Dellakname-i Dilkûşa (Gönüller Açan Dellaklar)

 Üstüste ödüller alan "Hamam (Film)", hafta içinde ben de seyrettim... Sonra, TV'lerin haber saatlerinde ‘‘Bizim hamamlarımızda böyle şeyler olmaz’’ diyen hamam sahiplerini dinledim ve bu hamam muhabbeti, bana kitaplığımdaki çok ilginç bir el yazmasını hatırlattı: 1686'da kaleme alınan, bildiğim kadarıyla tek nüshası bende olan, o zamanın ünlü dellâklarından sözeden ve kısaca ‘‘Dellâknâme’’ denen ‘‘Dellâknâme-i Dilgüşâ’’yı; yani ‘‘Gönüller Açan Dellâklar Kitabı’’nı...

Kitabın içindekiler kadar geçmişi de bir hayli ilginç... Dellâkname'yi 1903'te Taif mutasarrıflığı yapan meşhur felsefeci Mehmed Ali Ayni Bey, Şeyh Yasin el Rûmi adında bir zenginin evinde görür... Şeyh Yasin, yeniçeri İbrahim Çavuş'un torunudur ve Dellâkname'yi Mısır'da yapılan bir kitap mezatından satın almıştır... Mehmed Ali Aynî Bey Taif'teyken elyazmasını oturur baştan sona kopya eder, İstanbul'a getirir ve kitap döner dolaşır, sonunda benim kütüphaneme girer...

Dellâkname'nin yazarı, o devrin ‘‘hamamcılar kethudası’’ olan Derviş İsmail... İstanbul hamamlarının sadece keselenip sabunlanmaya ve kir atmaya yaramadığını, buralarda ‘‘başka işlerin’’ de yapıldığını yazıyor... Sonra, İstanbul'da 408 hamamın ve 2 bin 321 dellâkın varolduğunu anlatıp dönemin en meşhur 11 dellâkının, Yemenici Bâlî, Sipahi Mustafa Bey, Kız Softa, Seyis Ali, Kalyoncu Süleyman, Kınalıkuzu Firuz, Peremeci Benli Kara Davud, Altınbaş İskender, Keşmir Mustafa, Hamleci İbrahim ve Karanfil Hasan'ın öyküsünü veriyor... Dellâkların bu ‘‘işleri’’ hamamın neresinde ve ne şekilde yaptıklarını, kurna başında ve camekânlı odada nasıl ‘‘döşek yoldaşlığı’’ ettiklerini söylüyor, hatta fiyatlarının bile bir listesini veriyor...
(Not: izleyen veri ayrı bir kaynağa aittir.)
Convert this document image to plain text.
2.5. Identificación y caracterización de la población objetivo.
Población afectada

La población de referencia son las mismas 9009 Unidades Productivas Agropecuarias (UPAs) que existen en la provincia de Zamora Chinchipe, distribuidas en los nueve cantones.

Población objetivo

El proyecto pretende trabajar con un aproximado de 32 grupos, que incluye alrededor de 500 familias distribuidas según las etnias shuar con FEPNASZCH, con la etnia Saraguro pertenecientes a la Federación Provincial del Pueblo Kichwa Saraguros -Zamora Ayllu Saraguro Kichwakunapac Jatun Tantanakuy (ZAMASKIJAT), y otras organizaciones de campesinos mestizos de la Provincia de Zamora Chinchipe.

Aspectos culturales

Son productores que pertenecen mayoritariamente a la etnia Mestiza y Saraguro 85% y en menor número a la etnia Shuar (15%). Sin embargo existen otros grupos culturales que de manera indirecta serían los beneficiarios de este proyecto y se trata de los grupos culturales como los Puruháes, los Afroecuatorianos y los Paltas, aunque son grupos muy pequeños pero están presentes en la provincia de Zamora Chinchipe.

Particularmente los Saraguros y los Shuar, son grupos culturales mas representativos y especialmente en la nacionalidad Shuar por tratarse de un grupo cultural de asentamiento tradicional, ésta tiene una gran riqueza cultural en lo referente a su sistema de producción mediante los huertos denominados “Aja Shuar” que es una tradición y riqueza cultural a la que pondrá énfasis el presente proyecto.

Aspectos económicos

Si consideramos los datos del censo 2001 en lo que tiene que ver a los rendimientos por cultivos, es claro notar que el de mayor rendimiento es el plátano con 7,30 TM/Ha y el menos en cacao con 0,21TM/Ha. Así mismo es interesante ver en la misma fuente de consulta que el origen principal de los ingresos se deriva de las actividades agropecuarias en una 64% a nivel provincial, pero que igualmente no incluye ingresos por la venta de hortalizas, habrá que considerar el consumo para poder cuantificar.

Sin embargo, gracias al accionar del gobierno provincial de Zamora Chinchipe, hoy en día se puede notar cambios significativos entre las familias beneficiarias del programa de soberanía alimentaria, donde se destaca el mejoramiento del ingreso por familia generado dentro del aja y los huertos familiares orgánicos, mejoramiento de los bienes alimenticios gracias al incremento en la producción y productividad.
Derviş İsmail sözünü ettiği işlerin nasıl yapıldığını bütün ayrıntılarıyla yazmış ama yazdıklarını nakletmeme bugünün yasaları engel... ‘‘Gönüller Açan Dellâklar Kitabı’’nın sadece varlığından bahsedip dellâkların isimleri dışında hiç bir sayfasını aktaramamamın sebebi de bugünün bu yasakları...

‘‘Gönüller Açan Dellâklar Kitabı’’nda bazı dellâkların ‘‘keseleme dışında kalan’’ işlerden aldıkları ücretler de var... O zamanın kuruşu veya akçesi cinsinden yazılı olan ücretleri bugünün parasına çevirmek isteyenler için basit bir ipucu: 17. yüzyıl sonlarında bir altın yaklaşık 200 kuruş ediyor...

İşte, Hamamcılar Kethüdası Derviş İsmail'in kaleme aldığı kitapta isimleri geçen bazı dellâklar ve ücretleri:

Yemenici Bâlî: 70 akçe kendisi, 20 akçe ortağı için toplam 90 akçe. Gece sabaha kadar kalma ücreti, 300 akçe.

Kız Softa: 100 akçe kendisi, 20 akçe ortağı için toplam 120 akçe. Gece sabaha kadar kalma ücreti, iki altın.

Kalyoncu Süleyman: 100 akçe. Gece sabaha kadar kalma ücreti, 450 akçe.

Altınbaş İskender: 90 kuruş kendisi, 20 kuruş ortağı için toplam 110 akçe. Gece sabaha kadar kalma ücreti 200 kuruş; ortağının hissesi 100 kuruş ve her ‘‘ekstra’’ için 250 kuruş.

Hamleci İbrahim: 200 kuruş. Gece sabaha kadar kalma ücreti 1000 kuruş, ‘‘Ekstra’’ başına 250 kuruş.

Keşmir Mustafa: Belli bir fiyatı yok. ‘‘Müşterinin mürüvvetinin ölçüsü olmaz’’ diyor ve ne verilirse kabul ediyor.